The early stage researchers have disseminated their research results both to the scientific community and to the general public. They have given oral presentations and poster presentations at national and international scientific meetings and have published the results of their studies. So far 14 papers have been published in scientific journals such as Arthritis and Rheumatology and PAIN, and many more manuscripts are submitted for publication. The early stage researchers have engaged in outreach activities to the general public. They have participated in science fairs, culture nights and a rock festival with interactive education on bone pain. The ESRs have also established contacts with patients with bone pain through patient organizations in Denmark, Germany, Italy, the Netherlands, Spain and the UK. The ESRs have conducted video or written interviews with the patients to share their experiences of living with bone pain. The interviews will be posted on the BonePain webpage (www.bonepain.eu). The aim is to raise awareness of the impact pain has on patients suffering from skeletal disorders such as osteoarthritis, cancer in the bone and rare bone disorders.

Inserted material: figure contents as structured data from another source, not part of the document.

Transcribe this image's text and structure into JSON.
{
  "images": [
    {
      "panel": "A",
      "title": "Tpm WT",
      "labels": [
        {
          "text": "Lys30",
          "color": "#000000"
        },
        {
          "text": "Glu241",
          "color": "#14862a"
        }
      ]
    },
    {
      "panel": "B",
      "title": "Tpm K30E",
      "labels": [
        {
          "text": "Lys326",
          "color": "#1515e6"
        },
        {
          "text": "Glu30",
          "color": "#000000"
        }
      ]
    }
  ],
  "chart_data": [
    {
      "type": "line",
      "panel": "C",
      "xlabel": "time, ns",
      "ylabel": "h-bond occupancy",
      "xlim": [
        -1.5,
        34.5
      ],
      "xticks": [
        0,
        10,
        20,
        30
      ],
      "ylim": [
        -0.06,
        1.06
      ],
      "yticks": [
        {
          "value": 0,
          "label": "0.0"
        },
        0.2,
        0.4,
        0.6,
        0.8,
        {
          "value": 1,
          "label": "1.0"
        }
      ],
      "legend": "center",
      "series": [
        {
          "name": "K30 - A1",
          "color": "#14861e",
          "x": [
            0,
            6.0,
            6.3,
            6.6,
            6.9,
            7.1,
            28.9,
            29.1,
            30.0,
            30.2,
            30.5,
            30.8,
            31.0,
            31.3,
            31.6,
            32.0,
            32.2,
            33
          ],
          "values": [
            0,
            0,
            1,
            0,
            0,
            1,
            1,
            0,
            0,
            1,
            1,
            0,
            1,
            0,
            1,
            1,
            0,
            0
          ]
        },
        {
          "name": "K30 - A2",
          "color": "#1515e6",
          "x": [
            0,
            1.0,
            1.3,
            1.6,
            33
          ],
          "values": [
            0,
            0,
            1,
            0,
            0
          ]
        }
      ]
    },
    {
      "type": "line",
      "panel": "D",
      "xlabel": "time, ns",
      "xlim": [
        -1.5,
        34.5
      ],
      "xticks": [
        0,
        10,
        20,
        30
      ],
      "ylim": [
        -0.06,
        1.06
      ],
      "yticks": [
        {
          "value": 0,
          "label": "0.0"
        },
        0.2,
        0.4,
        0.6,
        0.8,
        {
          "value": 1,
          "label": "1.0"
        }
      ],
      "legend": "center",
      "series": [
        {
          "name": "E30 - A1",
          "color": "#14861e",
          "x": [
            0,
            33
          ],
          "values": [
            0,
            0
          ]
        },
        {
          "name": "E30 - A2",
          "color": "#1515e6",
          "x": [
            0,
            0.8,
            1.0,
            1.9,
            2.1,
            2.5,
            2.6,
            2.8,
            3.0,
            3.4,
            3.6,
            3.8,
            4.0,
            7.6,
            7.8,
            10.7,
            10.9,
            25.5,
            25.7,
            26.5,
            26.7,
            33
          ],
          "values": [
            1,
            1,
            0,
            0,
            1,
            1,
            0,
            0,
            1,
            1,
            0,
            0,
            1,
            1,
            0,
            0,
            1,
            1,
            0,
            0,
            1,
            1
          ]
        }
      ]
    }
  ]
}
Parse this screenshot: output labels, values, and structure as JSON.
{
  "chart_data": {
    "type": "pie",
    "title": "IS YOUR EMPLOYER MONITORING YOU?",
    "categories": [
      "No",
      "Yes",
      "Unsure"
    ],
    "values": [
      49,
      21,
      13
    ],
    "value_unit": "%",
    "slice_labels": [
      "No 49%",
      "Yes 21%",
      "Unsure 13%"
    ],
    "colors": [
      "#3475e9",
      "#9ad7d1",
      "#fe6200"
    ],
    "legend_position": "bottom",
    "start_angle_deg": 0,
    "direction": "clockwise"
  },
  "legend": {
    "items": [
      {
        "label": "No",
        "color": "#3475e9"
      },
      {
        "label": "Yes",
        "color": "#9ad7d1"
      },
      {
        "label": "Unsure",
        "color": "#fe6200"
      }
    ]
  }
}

In the BonePain network the early stage researchers received an interdisciplinary, state-of-the-art and innovative training from the industrial participants and from some of the foremost bone and pain researchers in Europe. With their training, research and network they are equipped for the next stages of theirs careers. The BonePain network has addressed important challenges of bone pain research and innovation, and promoted interactions between bone researchers and neuroscientists, and it has raised the awareness in the scientific and clinical communities of the impact of bone pain on the patients and the importance of a strong research and innovation effort. BonePain has created a sustainable foundation for a continued effort to combat bone pain and set the stage for years to come.